After thanking his wife for his introduction, DeSantis thanked the crowd gathered at the Embassy Suites by Hilton Boca Raton.

“Many of you have been great supporters for a number of years,” he said. “Many of you have been bugging me about running for governor, so I am proud to be here and say we’re running and we’re going to win this race.”

DeSantis, who filed paperwork for the race early this month, is running to replace Gov. Rick Scott, who faces term limits and is widely expected to run for the U.S. Senate. DeSantis faces a high-profile Republican primary against state Agriculture Commissioner Adam Putnam, with state House Speaker Richard Corcoran, R-Land O’ Lakes, also expected to enter the race.

DeSantis first ran for office in 2012 and was elected to a Northeast Florida congressional seat. He has won two more terms and represents the 6th Congressional District, which includes all or parts of Volusia, Flagler, St. Johns and Lake counties.

DeSantis entered the governor’s race after earning praise from President Donald Trump in December and building a group of wealthy financial backers.

“I want to thank the president for his support,” he said. “As we’ve seen in the aftermath of this tax bill, the president and his supporters in Congress, we’re keeping our word in getting the American economy moving again.”

DeSantis is an Iraq War veteran and a former Navy lawyer who has a history degree from Yale University and a law degree from Harvard Law School. While at Yale, he also played on the Yale Bulldogs baseball team.

Two years ago, DeSantis set his eyes on a U.S. Senate seat, but ran again for the House when U.S. Sen. Marco Rubio, R-Fla., decided to seek another term in the Senate after ending a bid for president.

Wearing a navy suit and red tie, DeSantis on Monday gave a 25-minute speech that covered issues such as foreign policy, supporting Trump’s recognition of Jerusalem as the capital of Israel, the economy, the opioid crisis, immigration, assisting veterans and improving Florida’s education system.

“As (U.S. House) National Security Subcommittee chair, my efforts helped sparked changes in how the VA (Veterans Administration) treats veterans suffering from post-traumatic stress,” he said. “Because of our efforts, the VA established a pilot program to do what I and others in the veteran community have been urging —- use of specially trained service dogs as a way to assist PTS-afflicted veterans.”

As governor, DeSantis said he wanted to improve education in the state, including providing options for vocational training for trades and computer training. DeSantis emphasized the importance of preparing students for college and citizenship. DeSantis said there should be a renewed focus on the Constitution and the Bill of Rights.

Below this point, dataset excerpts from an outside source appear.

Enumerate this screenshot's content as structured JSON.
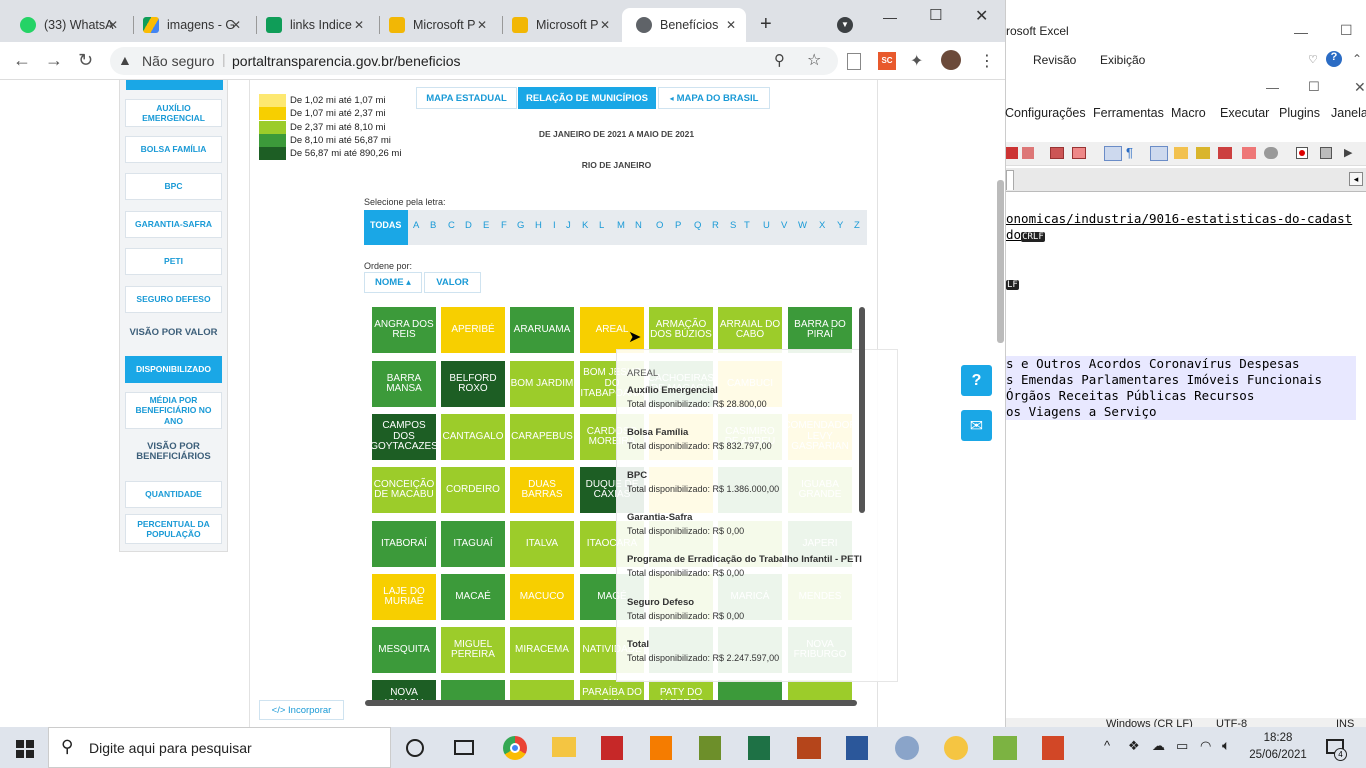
{
  "browser": {
    "tabs": [
      {
        "label": "(33) WhatsA",
        "color": "#25d366",
        "icon": "whatsapp-icon"
      },
      {
        "label": "imagens - G",
        "color": "#fbbc04",
        "icon": "google-drive-icon"
      },
      {
        "label": "links Indice",
        "color": "#0f9d58",
        "icon": "google-sheets-icon"
      },
      {
        "label": "Microsoft P",
        "color": "#f2b705",
        "icon": "power-bi-icon"
      },
      {
        "label": "Microsoft P",
        "color": "#f2b705",
        "icon": "power-bi-icon"
      },
      {
        "label": "Benefícios",
        "color": "#5f6368",
        "icon": "globe-icon"
      }
    ],
    "security_label": "Não seguro",
    "url": "portaltransparencia.gov.br/beneficios"
  },
  "excel": {
    "title": "rosoft Excel",
    "menu": [
      "Revisão",
      "Exibição"
    ]
  },
  "notepad": {
    "menu": [
      "Configurações",
      "Ferramentas",
      "Macro",
      "Executar",
      "Plugins",
      "Janela"
    ],
    "lines": [
      "onomicas/industria/9016-estatisticas-do-cadast",
      "do",
      "",
      "",
      "",
      "s e Outros Acordos Coronavírus Despesas",
      "s Emendas Parlamentares Imóveis Funcionais",
      "Órgãos Receitas Públicas Recursos",
      "os Viagens a Serviço"
    ],
    "crlf": "CRLF",
    "lf": "LF",
    "status_eol": "Windows (CR LF)",
    "status_enc": "UTF-8",
    "status_ins": "INS"
  },
  "sidebar": {
    "items": [
      {
        "label": "AUXÍLIO EMERGENCIAL",
        "kind": "btn"
      },
      {
        "label": "BOLSA FAMÍLIA",
        "kind": "btn"
      },
      {
        "label": "BPC",
        "kind": "btn"
      },
      {
        "label": "GARANTIA-SAFRA",
        "kind": "btn"
      },
      {
        "label": "PETI",
        "kind": "btn"
      },
      {
        "label": "SEGURO DEFESO",
        "kind": "btn"
      },
      {
        "label": "VISÃO POR VALOR",
        "kind": "head"
      },
      {
        "label": "DISPONIBILIZADO",
        "kind": "active"
      },
      {
        "label": "MÉDIA POR BENEFICIÁRIO NO ANO",
        "kind": "btn"
      },
      {
        "label": "VISÃO POR BENEFICIÁRIOS",
        "kind": "head"
      },
      {
        "label": "QUANTIDADE",
        "kind": "btn"
      },
      {
        "label": "PERCENTUAL DA POPULAÇÃO",
        "kind": "btn"
      }
    ]
  },
  "legend": [
    {
      "label": "De 1,02 mi até 1,07 mi",
      "color": "#fde871"
    },
    {
      "label": "De 1,07 mi até 2,37 mi",
      "color": "#f7cf00"
    },
    {
      "label": "De 2,37 mi até 8,10 mi",
      "color": "#9ccc2a"
    },
    {
      "label": "De 8,10 mi até 56,87 mi",
      "color": "#3c9a3a"
    },
    {
      "label": "De 56,87 mi até 890,26 mi",
      "color": "#1d5e24"
    }
  ],
  "view_buttons": [
    "MAPA ESTADUAL",
    "RELAÇÃO DE MUNICÍPIOS",
    "MAPA DO BRASIL"
  ],
  "period": "DE JANEIRO DE 2021 A MAIO DE 2021",
  "state": "RIO DE JANEIRO",
  "letter_label": "Selecione pela letra:",
  "letters": [
    "TODAS",
    "A",
    "B",
    "C",
    "D",
    "E",
    "F",
    "G",
    "H",
    "I",
    "J",
    "K",
    "L",
    "M",
    "N",
    "O",
    "P",
    "Q",
    "R",
    "S",
    "T",
    "U",
    "V",
    "W",
    "X",
    "Y",
    "Z"
  ],
  "sort_label": "Ordene por:",
  "sort_buttons": [
    "NOME ▴",
    "VALOR"
  ],
  "municipios": [
    {
      "name": "ANGRA DOS REIS",
      "color": "#3c9a3a"
    },
    {
      "name": "APERIBÉ",
      "color": "#f7cf00"
    },
    {
      "name": "ARARUAMA",
      "color": "#3c9a3a"
    },
    {
      "name": "AREAL",
      "color": "#f7cf00"
    },
    {
      "name": "ARMAÇÃO DOS BÚZIOS",
      "color": "#9ccc2a"
    },
    {
      "name": "ARRAIAL DO CABO",
      "color": "#9ccc2a"
    },
    {
      "name": "BARRA DO PIRAÍ",
      "color": "#3c9a3a"
    },
    {
      "name": "BARRA MANSA",
      "color": "#3c9a3a"
    },
    {
      "name": "BELFORD ROXO",
      "color": "#1d5e24"
    },
    {
      "name": "BOM JARDIM",
      "color": "#9ccc2a"
    },
    {
      "name": "BOM JESUS DO ITABAPOANA",
      "color": "#9ccc2a"
    },
    {
      "name": "CACHOEIRAS DE MACACU",
      "color": "#3c9a3a"
    },
    {
      "name": "CAMBUCI",
      "color": "#f7cf00"
    },
    {
      "name": "",
      "color": "#ffffff"
    },
    {
      "name": "CAMPOS DOS GOYTACAZES",
      "color": "#1d5e24"
    },
    {
      "name": "CANTAGALO",
      "color": "#9ccc2a"
    },
    {
      "name": "CARAPEBUS",
      "color": "#9ccc2a"
    },
    {
      "name": "CARDOSO MOREIRA",
      "color": "#9ccc2a"
    },
    {
      "name": "",
      "color": "#f7cf00"
    },
    {
      "name": "CASIMIRO DE ABREU",
      "color": "#9ccc2a"
    },
    {
      "name": "COMENDADOR LEVY GASPARIAN",
      "color": "#f7cf00"
    },
    {
      "name": "CONCEIÇÃO DE MACABU",
      "color": "#9ccc2a"
    },
    {
      "name": "CORDEIRO",
      "color": "#9ccc2a"
    },
    {
      "name": "DUAS BARRAS",
      "color": "#f7cf00"
    },
    {
      "name": "DUQUE DE CAXIAS",
      "color": "#1d5e24"
    },
    {
      "name": "",
      "color": "#f7cf00"
    },
    {
      "name": "",
      "color": "#3c9a3a"
    },
    {
      "name": "IGUABA GRANDE",
      "color": "#9ccc2a"
    },
    {
      "name": "ITABORAÍ",
      "color": "#3c9a3a"
    },
    {
      "name": "ITAGUAÍ",
      "color": "#3c9a3a"
    },
    {
      "name": "ITALVA",
      "color": "#9ccc2a"
    },
    {
      "name": "ITAOCARA",
      "color": "#9ccc2a"
    },
    {
      "name": "",
      "color": "#9ccc2a"
    },
    {
      "name": "",
      "color": "#9ccc2a"
    },
    {
      "name": "JAPERI",
      "color": "#3c9a3a"
    },
    {
      "name": "LAJE DO MURIAÉ",
      "color": "#f7cf00"
    },
    {
      "name": "MACAÉ",
      "color": "#3c9a3a"
    },
    {
      "name": "MACUCO",
      "color": "#f7cf00"
    },
    {
      "name": "MAGÉ",
      "color": "#3c9a3a"
    },
    {
      "name": "",
      "color": "#9ccc2a"
    },
    {
      "name": "MARICÁ",
      "color": "#3c9a3a"
    },
    {
      "name": "MENDES",
      "color": "#9ccc2a"
    },
    {
      "name": "MESQUITA",
      "color": "#3c9a3a"
    },
    {
      "name": "MIGUEL PEREIRA",
      "color": "#9ccc2a"
    },
    {
      "name": "MIRACEMA",
      "color": "#9ccc2a"
    },
    {
      "name": "NATIVIDADE",
      "color": "#9ccc2a"
    },
    {
      "name": "",
      "color": "#3c9a3a"
    },
    {
      "name": "",
      "color": "#3c9a3a"
    },
    {
      "name": "NOVA FRIBURGO",
      "color": "#3c9a3a"
    },
    {
      "name": "NOVA IGUAÇU",
      "color": "#1d5e24"
    },
    {
      "name": "",
      "color": "#3c9a3a"
    },
    {
      "name": "",
      "color": "#9ccc2a"
    },
    {
      "name": "PARAÍBA DO SUL",
      "color": "#9ccc2a"
    },
    {
      "name": "PATY DO ALFERES",
      "color": "#9ccc2a"
    },
    {
      "name": "",
      "color": "#3c9a3a"
    },
    {
      "name": "",
      "color": "#9ccc2a"
    }
  ],
  "tooltip": {
    "city": "AREAL",
    "items": [
      {
        "title": "Auxílio Emergencial",
        "value": "Total disponibilizado: R$ 28.800,00"
      },
      {
        "title": "Bolsa Família",
        "value": "Total disponibilizado: R$ 832.797,00"
      },
      {
        "title": "BPC",
        "value": "Total disponibilizado: R$ 1.386.000,00"
      },
      {
        "title": "Garantia-Safra",
        "value": "Total disponibilizado: R$ 0,00"
      },
      {
        "title": "Programa de Erradicação do Trabalho Infantil - PETI",
        "value": "Total disponibilizado: R$ 0,00"
      },
      {
        "title": "Seguro Defeso",
        "value": "Total disponibilizado: R$ 0,00"
      },
      {
        "title": "Total",
        "value": "Total disponibilizado: R$ 2.247.597,00"
      }
    ]
  },
  "embed_label": "</> Incorporar",
  "taskbar": {
    "search_placeholder": "Digite aqui para pesquisar",
    "time": "18:28",
    "date": "25/06/2021",
    "notifications": "4"
  }
}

“We’re a nation not based on a particular race or religious denomination, but a set of ideas that mark a free society,” he said. “Students need to be equipped with deep understanding of these principles, and they need to understand why these principles make America unique, and I will work to make that a reality so that every student graduating here in Florida, has a sense of what it means to be an American.”

Speakers at the event included U.S. Rep. Brian Mast, R-Fla.; Congresswoman Jenniffer Gonzalez-Colon, Puerto Rico’s representative in Congress; Yale baseball coach John Stuper; and Farley Weiss, president of the National Council of Young Israel.

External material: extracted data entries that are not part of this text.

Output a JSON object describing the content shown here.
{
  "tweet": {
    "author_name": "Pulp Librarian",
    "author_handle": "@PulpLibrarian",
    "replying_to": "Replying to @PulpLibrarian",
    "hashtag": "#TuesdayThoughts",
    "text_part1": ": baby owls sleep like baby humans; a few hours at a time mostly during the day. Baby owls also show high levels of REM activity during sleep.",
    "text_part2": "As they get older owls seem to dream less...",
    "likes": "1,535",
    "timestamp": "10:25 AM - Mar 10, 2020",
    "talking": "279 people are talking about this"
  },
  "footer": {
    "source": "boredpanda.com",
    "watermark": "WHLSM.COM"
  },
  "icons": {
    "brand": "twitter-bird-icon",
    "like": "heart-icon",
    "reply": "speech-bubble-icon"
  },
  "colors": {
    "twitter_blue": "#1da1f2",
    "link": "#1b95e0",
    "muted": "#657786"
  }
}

“It’s so refreshing to have someone go to Washington and do what they say they are going to do,” Gonzalez-Colon said. “He’s (DeSantis’) the one asking me every week, ‘What can we do to help in Puerto Rico?’ That’s what a friend does. He is a man of his word.”

DeSantis wants to continue Scott’s efforts to attract more investment and create high-paying jobs in the state.

“I’m proud to stand here today before you, as a veteran of our Armed Forces, as a principled conservative leader and with the support of our president, to be running for governor of Florida —- the greatest state in the union,” DeSantis said. “A governor needs to lead, and I pledge that I will work every day to secure Florida’s future by expanding economic opportunities, promoting innovation and education and keeping our streets and communities safe.”